Setelah dibuka, sidang tersebut dilanjutkan dengan pembacaan resume hasil pemeriksaan terhadap keterangan para saksi dan terduga pelanggar oleh penuntut. ”Para saksi yang sudah diperiksa ada tiga orang, yakni KM, RR, dan Bharada RE. Yang hadir di sidang di tempat ini adalah KM dan RR. Bharada E hadir melalui Zoom,” kata Nurul.

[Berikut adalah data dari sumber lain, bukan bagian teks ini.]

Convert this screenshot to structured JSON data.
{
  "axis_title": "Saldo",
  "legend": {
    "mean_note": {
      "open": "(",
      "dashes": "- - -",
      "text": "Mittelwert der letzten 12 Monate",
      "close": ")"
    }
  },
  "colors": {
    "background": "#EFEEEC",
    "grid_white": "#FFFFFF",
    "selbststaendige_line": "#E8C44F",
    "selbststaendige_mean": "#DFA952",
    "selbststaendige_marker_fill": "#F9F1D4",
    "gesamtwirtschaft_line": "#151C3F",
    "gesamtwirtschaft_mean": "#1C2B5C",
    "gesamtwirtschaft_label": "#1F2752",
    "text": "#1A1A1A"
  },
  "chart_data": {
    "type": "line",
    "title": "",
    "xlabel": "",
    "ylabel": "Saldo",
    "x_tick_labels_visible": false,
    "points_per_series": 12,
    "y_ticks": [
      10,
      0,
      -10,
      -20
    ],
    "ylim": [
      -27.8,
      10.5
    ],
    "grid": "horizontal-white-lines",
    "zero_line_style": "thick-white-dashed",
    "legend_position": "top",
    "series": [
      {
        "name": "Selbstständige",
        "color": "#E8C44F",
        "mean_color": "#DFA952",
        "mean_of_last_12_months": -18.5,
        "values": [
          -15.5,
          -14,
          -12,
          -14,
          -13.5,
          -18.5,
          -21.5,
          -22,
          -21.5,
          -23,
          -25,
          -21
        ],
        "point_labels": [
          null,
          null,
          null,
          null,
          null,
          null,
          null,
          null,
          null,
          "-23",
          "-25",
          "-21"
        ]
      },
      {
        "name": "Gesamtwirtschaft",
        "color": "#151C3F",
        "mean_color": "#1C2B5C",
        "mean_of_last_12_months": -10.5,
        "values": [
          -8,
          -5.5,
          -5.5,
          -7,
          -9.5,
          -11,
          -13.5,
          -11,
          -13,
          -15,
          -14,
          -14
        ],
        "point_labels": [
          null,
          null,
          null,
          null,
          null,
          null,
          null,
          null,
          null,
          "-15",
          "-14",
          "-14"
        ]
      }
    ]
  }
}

Adapun 12 saksi yang menanti giliran diperiksa, di antaranya, Brigadir Jenderal (Pol) HK, Brigjen (Pol) BA, Komisaris Besar AN, Kombes S, dan Kombes BH. Saksi lainnya adalah Ajun Komisaris Besar RS, AKBP AR, AKBP ACN, Komisaris CP, dan Ajun Komisaris RS.
Menurut Nurul, setelah semua saksi diperiksa di sidang etik, baru terduga pelanggar diperiksa dan untuk keputusan dari sidang etik tersebut akan disampaikan kemudian.
Sebelumnya, Kepala Divisi Humas Polri Inspektur Jenderal Dedi Prasetyo menegaskan bahwa surat pengunduran yang diajukan Ferdy Sambo kepada Kapolri Jenderal (Pol) Listyo Sigit Prabowo tidak akan memengaruhi putusan sidang etik hari ini. Sebab, dasar dari putusan sidang etik adalah perbuatan yang telah dilakukan Ferdy Sambo.
Kapolri saat rapat dengan Komisi III DPR, Rabu (24/8/2022), memaparkan sejumlah dugaan pelanggaran etik oleh Ferdy dalam penanganan kasus tewasnya Nofriansyah. Di antaranya dugaan rekayasa kasus dan perintangan penyidikan. Ferdy juga menjadi tersangka kasus pembunuhan berencana Nofriansyah bersama empat orang lainnya, yakni dua ajudan Ferdy, Bharada Richard Eliezer (E) dan Brigadir Ricky Rizal (RR); istri Ferdy Sambo, Putri Candrawathi; dan asisten rumah tangga keluarga Ferdy, Kuat Ma’ruf (KM).
Konsistensi Kapolri
Secara terpisah, pengamat kepolisian dari Institute for Security and Strategic Studies, Bambang Rukminto, berpandangan, konsistensi dan realisasi dari komitmen Kapolri untuk menuntaskan kasus ini sangat dibutuhkan. Sebab, kasus ini menjadi pembuktian atas komitmen Kapolri yang berjanji mengungkap kasus ini.
Meski masih banyak kekurangan, Bambang menilai, pengungkapan dan penuntasan kasus ini sudah berada di jalur yang benar. Kekurangan itu seperti perkembangan kasus yang berjalan lambat dan penetapan tersangka yang memerlukan waktu lama.
”Memang aneh kalau Kapolri sampai tidak mengetahui peristiwa ini sebelumnya. Jika betul demikian, artinya ada problem terkait deteksi dini terhadap pelanggaran-pelanggaran yang terjadi di internal Polri,” kata Bambang.
Oleh karena itu, selain menuntaskan kasus ini secara transparan, Bambang juga berharap agar Kapolri membenahi sistem pengawasan internal Polri agar dapat mendeteksi dan menindak secara cepat jika terjadi pelanggaran oleh anggota Polri. Penindakan itu harus diikuti pemberian sanksi atau hukuman yang dilakukan secara terbuka dan transparan, tidak hanya sekadar pernyataan akan mencopot atau akan memberi sanksi.
Sebab, lanjut Bambang, kasus semacam itu diyakini juga banyak terjadi di sejumlah tempat di Indonesia dan kasus tewasnya Brigadir Nofriansyah Yosua Hutabarat itu hanya salah satu puncak gunung es.
Dengan membenahi sistem pengawasan internal Polri, diharapkan kasus serupa tidak terulang kembali.
”Kalau ini tidak diselesaikan secara sistematis, upaya yang begitu besar ini hanya akan menyelesaikan satu kasus, yakni kasus Irjen Ferdy Sambo, tetapi menyisakan kasus lain dan membuka kemungkinan terjadinya kasus serupa di masa mendatang,” kata Bambang.